Once the draft is ready, it should be tested in SEMrush's Writing Assistant. Feedback on readability, keyword use, and tone can either be incorporated manually or fed back into the model for further refinement. A few iterations are usually enough to push the score close to 9.

For more personal, experience-based blogs, I would take a slightly different route. Start with your own draft, outlining the structure, headings, and main points you want to cover. Then, pass that draft to the model for SEO refinement and polishing. From there, the same SEMrush-based feedback loop can be applied to finalize the article, with human intervention ensuring it feels authentic.

Conclusion

This experiment shows that AI has reached the point where it can generate near-perfect SEO blog posts. The strongest models—Grok 3, GPT-5, and Claude Opus 4.1—are capable of producing content that matches or surpasses human performance in key optimization metrics.

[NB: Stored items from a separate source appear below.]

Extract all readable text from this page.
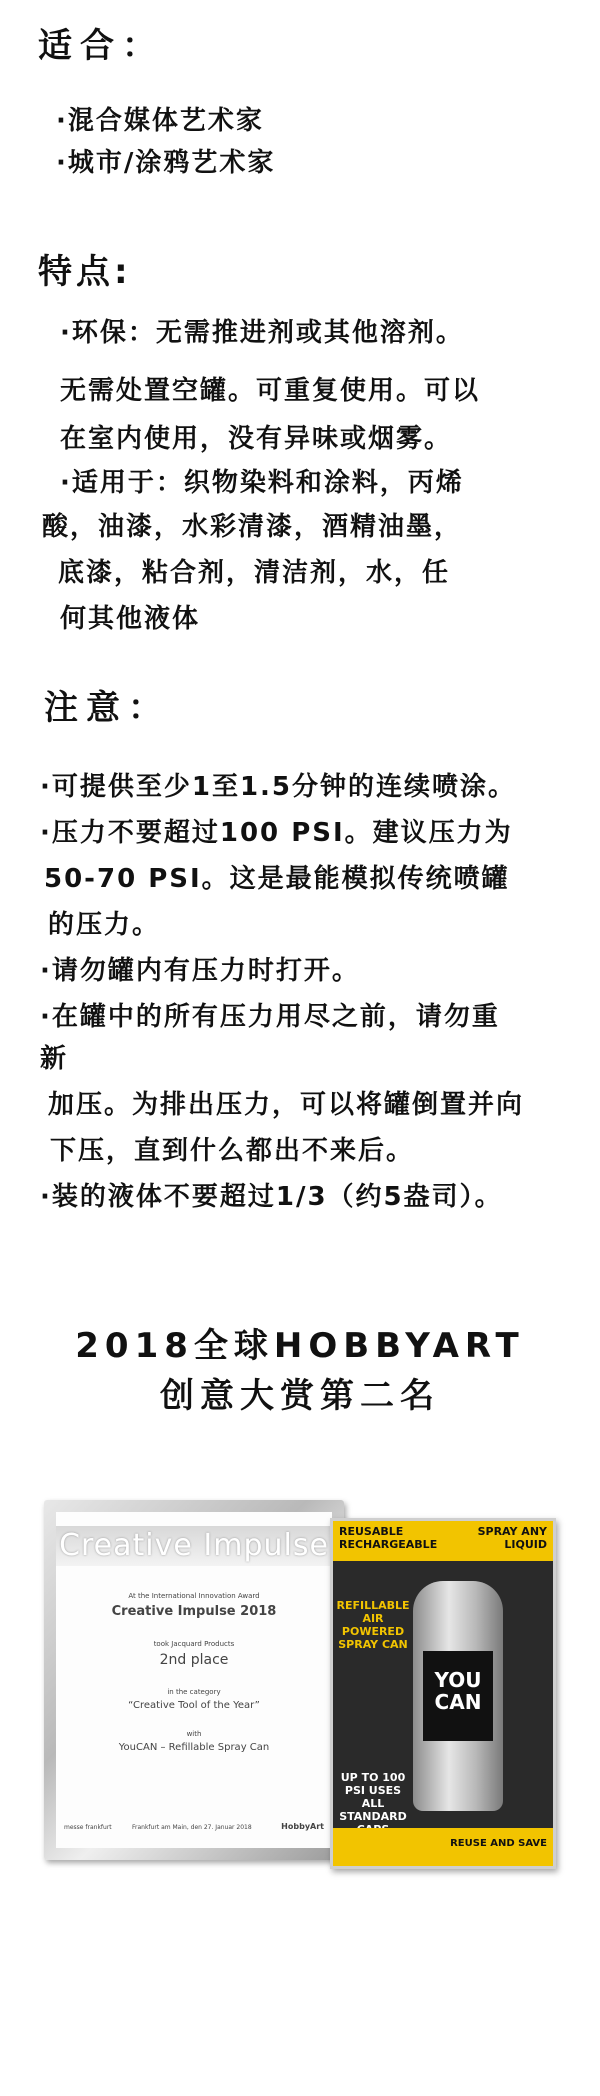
适合：
·混合媒体艺术家
·城市/涂鸦艺术家
特点:
·环保：无需推进剂或其他溶剂。
无需处置空罐。可重复使用。可以
在室内使用，没有异味或烟雾。
·适用于：织物染料和涂料，丙烯
酸，油漆，水彩清漆，酒精油墨，
底漆，粘合剂，清洁剂，水，任
何其他液体
注意：
·可提供至少1至1.5分钟的连续喷涂。
·压力不要超过100 PSI。建议压力为
50-70 PSI。这是最能模拟传统喷罐
的压力。
·请勿罐内有压力时打开。
·在罐中的所有压力用尽之前，请勿重
新
加压。为排出压力，可以将罐倒置并向
下压，直到什么都出不来后。
·装的液体不要超过1/3（约5盎司）。
2018全球HOBBYART
创意大赏第二名
Creative Impulse
At the International Innovation Award
Creative Impulse 2018
took Jacquard Products
2nd place
in the category
“Creative Tool of the Year”
with
YouCAN – Refillable Spray Can
messe frankfurt	Frankfurt am Main, den 27. Januar 2018	HobbyArt
REUSABLE RECHARGEABLE
SPRAY ANY LIQUID
REFILLABLE AIR POWERED SPRAY CAN
YOU CAN
UP TO 100 PSI USES ALL STANDARD
REUSE AND SAVE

However, the human role remains crucial. Drafts generated by AI benefit from careful review, editorial refinement, and iterative feedback cycles. Adding simple instructions like "act as an expert SEO copywriter" does little by itself, but a well-structured prompt combined with systematic improvement produces excellent results.

In the end, AI should not be treated as a replacement for writers but as a powerful assistant. When paired with human oversight, it offers speed, consistency, and optimization, while the human provides authenticity, creativity, and judgment.

That balance creates blog posts that not only perform well in SEO but also succeed in content marketing by truly engaging the target audience, whether through core posts or complementary guest posts. Over the long term, this combination of AI efficiency and human creativity is what leads to strong online visibility and sustainable results.